Ditetapkan di Jakarta pada tanggal 23 Juli 2001.
2. TAP MPR Nomor 11 Tahun 1998 tentang Penyelenggara Negara yang Bersih dan Bebas Korupsi, Kolusi, dan Nepotisme
Bersamaan hari dengan pembatalan TAP Nomor II/MPR/2001, MPR juga mencabut nama Presiden Kedua RI Soeharto dari Pasal 4 dalam TAP MPR Nomor 11 Tahun 1998 tentang perintah untuk menyelenggarakan yang bersih tanpa korupsi, kolusi, nepotisme (KKN). Keputusan MPR mencabut nama Soeharto disampaikan Bambang Soesatyo dalam Sidang Akhir Masa Jabatan MPR Periode 2019-2024, Rabu.
“Terkait dengan penyebutan nama mantan Presiden Soeharto dalam TAP MPR Nomor 11/MPR 1998 tersebut secara diri pribadi, Bapak Soeharto dinyatakan telah selesai dilaksanakan karena yang bersangkutan telah meninggal dunia,” kata Bamsoet-demikian Bambang disapa.

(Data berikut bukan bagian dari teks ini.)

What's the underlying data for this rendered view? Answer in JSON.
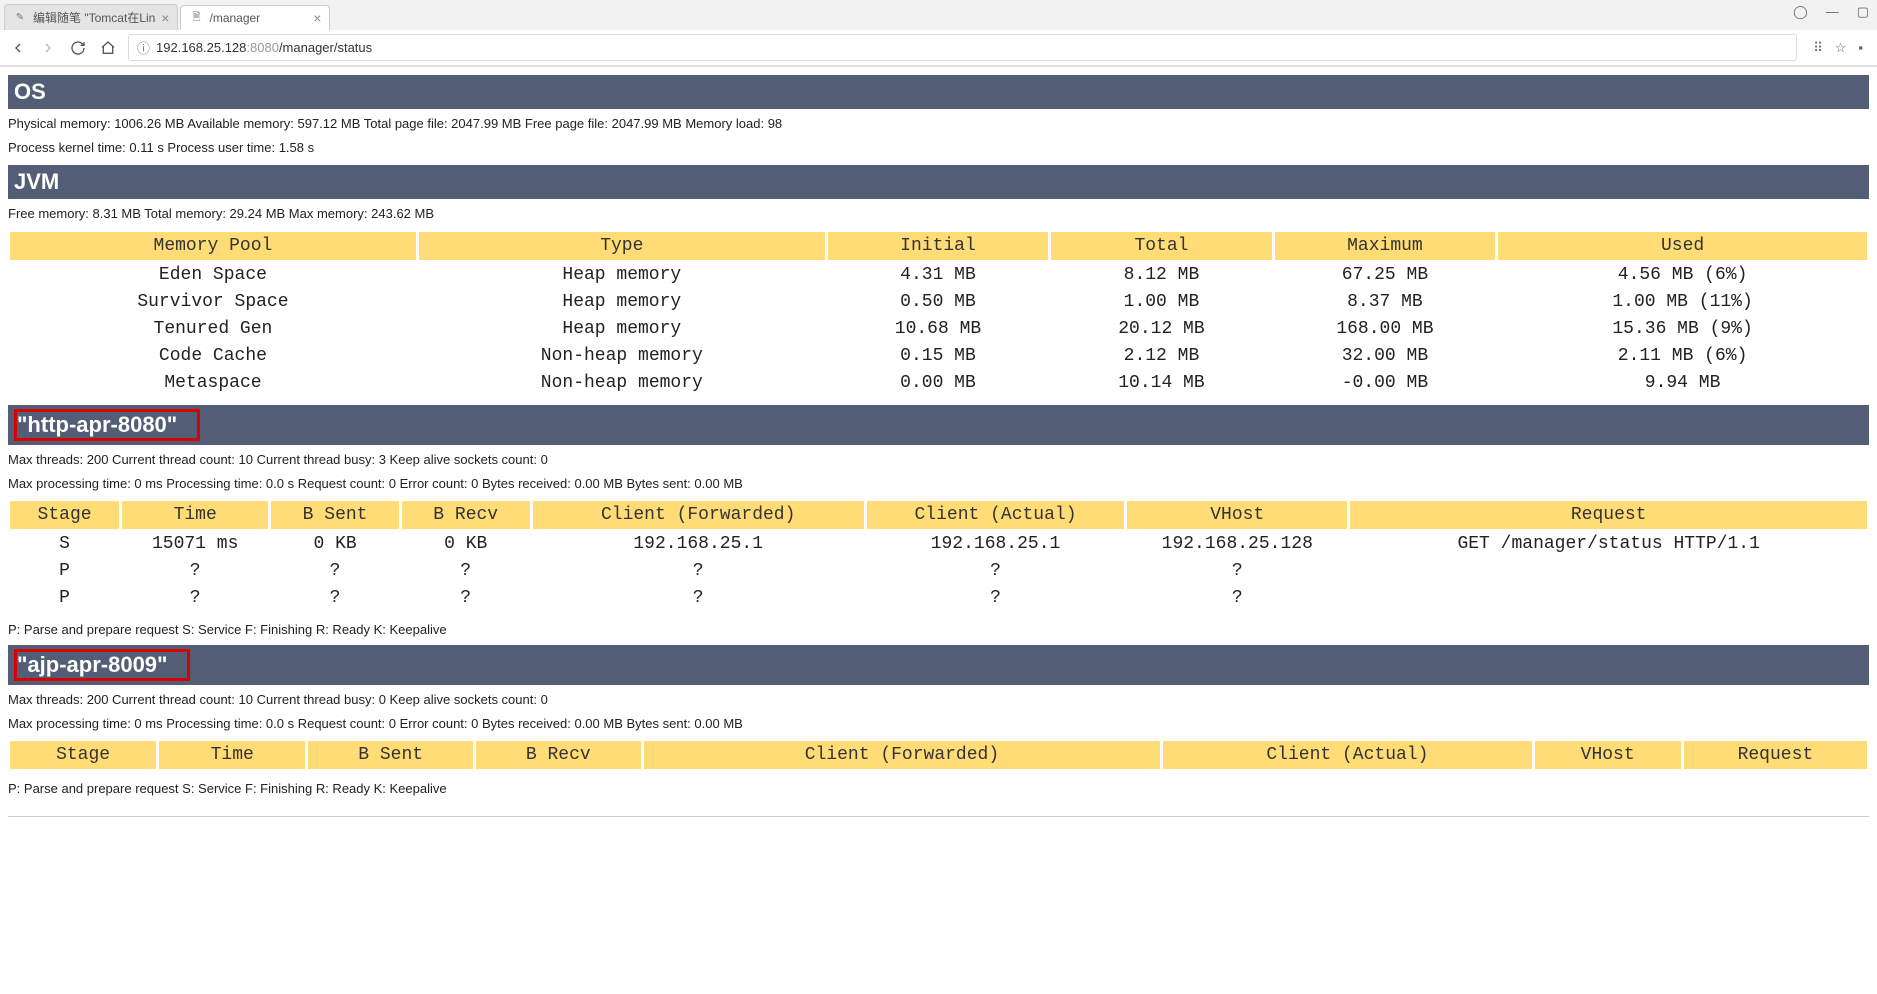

Keputusan MPR untuk mencabut nama Soeharto dari Pasal 4 TAP MPR 11/1998 itu merupakan mengamanatkan tindak lanjut dari Surat dari Fraksi Golkar pada 18 September 2024, dan diputuskan dalam rapat gabungan MPR pada 23 September. Pasal 4, yang pemberantasan KKN bagi pejabat negara itu secara eksplisit menuliskan nama Soeharto.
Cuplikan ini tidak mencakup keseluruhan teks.